No se destruyó el oído musical, empero, y aunque no se recuerde ya el profundo sentido simbólico, en parte místico en parte épico, de ritmos y danzas, éstos operan, junto con los cánticos, a modo de cordón umbilical con el pasado mítico y remoto.

Comparten de algún modo todos los pueblos que han sido y son oprimidos y resisten dicha opresión, la voluntad de no perder lo que el poderoso deja o no termina de arrancarles: lengua, comidas, costumbres, gozo de vivir; lo vemos en el continente americano en los pueblos originarios (a los que se ha impuesto por siglos a un brutal genocidio), y lo vemos en Rapa Nui. Este documental, con todo y siendo legítimamente una parte de su objetivo comercial, está dedicado a la música, al ritmo de la Isla de Pascua.

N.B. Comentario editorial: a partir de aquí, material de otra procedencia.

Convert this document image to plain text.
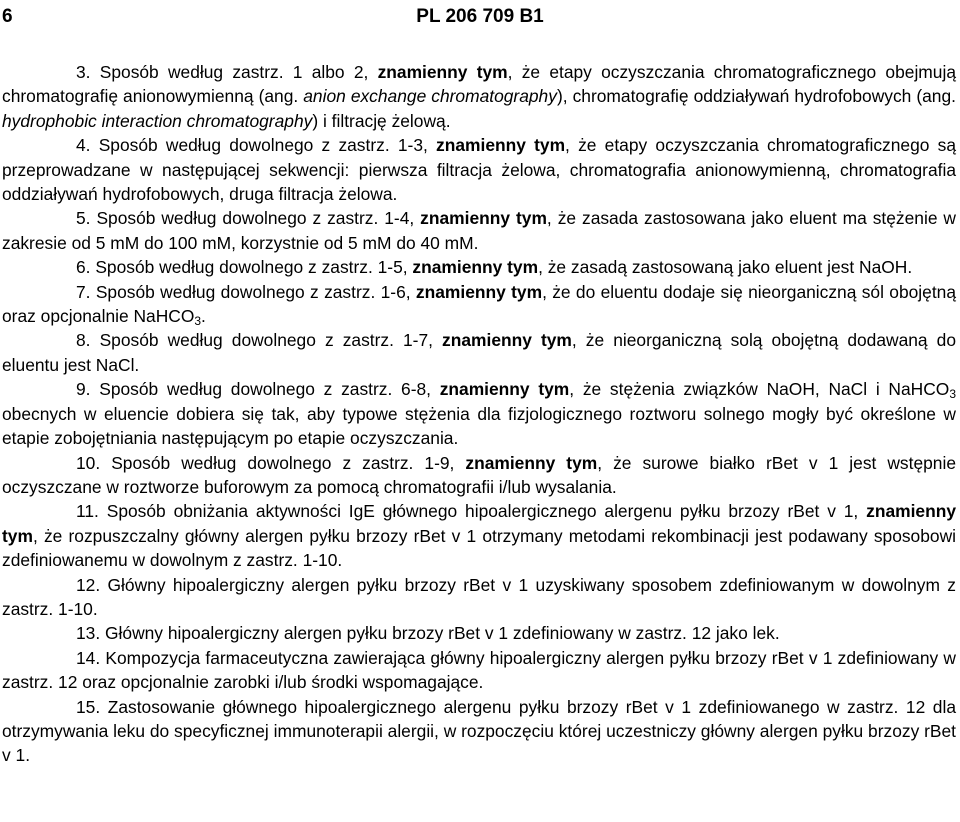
6	PL 206 709 B1

3. Sposób według zastrz. 1 albo 2, znamienny tym, że etapy oczyszczania chromatograficznego obejmują chromatografię anionowymienną (ang. anion exchange chromatography), chromatografię oddziaływań hydrofobowych (ang. hydrophobic interaction chromatography) i filtrację żelową.

4. Sposób według dowolnego z zastrz. 1-3, znamienny tym, że etapy oczyszczania chromatograficznego są przeprowadzane w następującej sekwencji: pierwsza filtracja żelowa, chromatografia anionowymienną, chromatografia oddziaływań hydrofobowych, druga filtracja żelowa.

5. Sposób według dowolnego z zastrz. 1-4, znamienny tym, że zasada zastosowana jako eluent ma stężenie w zakresie od 5 mM do 100 mM, korzystnie od 5 mM do 40 mM.

6. Sposób według dowolnego z zastrz. 1-5, znamienny tym, że zasadą zastosowaną jako eluent jest NaOH.

7. Sposób według dowolnego z zastrz. 1-6, znamienny tym, że do eluentu dodaje się nieorganiczną sól obojętną oraz opcjonalnie NaHCO$_3$.

8. Sposób według dowolnego z zastrz. 1-7, znamienny tym, że nieorganiczną solą obojętną dodawaną do eluentu jest NaCl.

9. Sposób według dowolnego z zastrz. 6-8, znamienny tym, że stężenia związków NaOH, NaCl i NaHCO$_3$ obecnych w eluencie dobiera się tak, aby typowe stężenia dla fizjologicznego roztworu solnego mogły być określone w etapie zobojętniania następującym po etapie oczyszczania.

10. Sposób według dowolnego z zastrz. 1-9, znamienny tym, że surowe białko rBet v 1 jest wstępnie oczyszczane w roztworze buforowym za pomocą chromatografii i/lub wysalania.

11. Sposób obniżania aktywności IgE głównego hipoalergicznego alergenu pyłku brzozy rBet v 1, znamienny tym, że rozpuszczalny główny alergen pyłku brzozy rBet v 1 otrzymany metodami rekombinacji jest podawany sposobowi zdefiniowanemu w dowolnym z zastrz. 1-10.

12. Główny hipoalergiczny alergen pyłku brzozy rBet v 1 uzyskiwany sposobem zdefiniowanym w dowolnym z zastrz. 1-10.

13. Główny hipoalergiczny alergen pyłku brzozy rBet v 1 zdefiniowany w zastrz. 12 jako lek.

14. Kompozycja farmaceutyczna zawierająca główny hipoalergiczny alergen pyłku brzozy rBet v 1 zdefiniowany w zastrz. 12 oraz opcjonalnie zarobki i/lub środki wspomagające.

15. Zastosowanie głównego hipoalergicznego alergenu pyłku brzozy rBet v 1 zdefiniowanego w zastrz. 12 dla otrzymywania leku do specyficznej immunoterapii alergii, w rozpoczęciu której uczestniczy główny alergen pyłku brzozy rBet v 1.
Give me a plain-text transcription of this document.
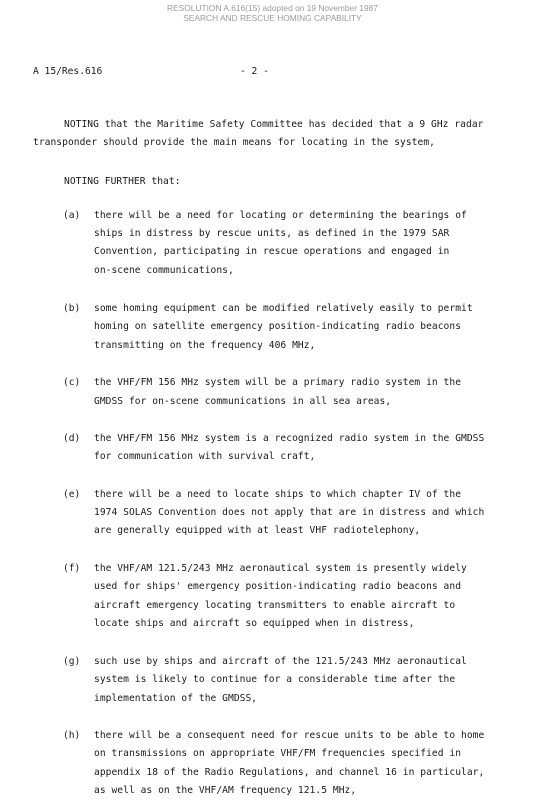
RESOLUTION A.616(15) adopted on 19 November 1987
SEARCH AND RESCUE HOMING CAPABILITY
A 15/Res.616	- 2 -
NOTING that the Maritime Safety Committee has decided that a 9 GHz radar
transponder should provide the main means for locating in the system,
NOTING FURTHER that:
(a) there will be a need for locating or determining the bearings of
ships in distress by rescue units, as defined in the 1979 SAR
Convention, participating in rescue operations and engaged in
on-scene communications,
(b) some homing equipment can be modified relatively easily to permit
homing on satellite emergency position-indicating radio beacons
transmitting on the frequency 406 MHz,
(c) the VHF/FM 156 MHz system will be a primary radio system in the
GMDSS for on-scene communications in all sea areas,
(d) the VHF/FM 156 MHz system is a recognized radio system in the GMDSS
for communication with survival craft,
(e) there will be a need to locate ships to which chapter IV of the
1974 SOLAS Convention does not apply that are in distress and which
are generally equipped with at least VHF radiotelephony,
(f) the VHF/AM 121.5/243 MHz aeronautical system is presently widely
used for ships' emergency position-indicating radio beacons and
aircraft emergency locating transmitters to enable aircraft to
locate ships and aircraft so equipped when in distress,
(g) such use by ships and aircraft of the 121.5/243 MHz aeronautical
system is likely to continue for a considerable time after the
implementation of the GMDSS,
(h) there will be a consequent need for rescue units to be able to home
on transmissions on appropriate VHF/FM frequencies specified in
appendix 18 of the Radio Regulations, and channel 16 in particular,
as well as on the VHF/AM frequency 121.5 MHz,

Ver las imágenes y oír el sonido se hace fácil, al implementar Mito la fusión con ritmos del continente. Los memoriosos apreciarán aquí el recuerdo de la música incidental de la teleserie Iorana, puesta en el aire en 1998 por los estudios de Televisión Nacional de Chile; no será casualidad, el musicalizador es el mismo.

El intento confeso es rescatar y difundir los textos ancestrales utilizando expresiones modernas de música. La fuente es Música y Márketing de Chile, la duraciópn del vídeo segundos más de 40 minutos y su difusión es reciente —por lo que es una novedad para los lectores de Surysur.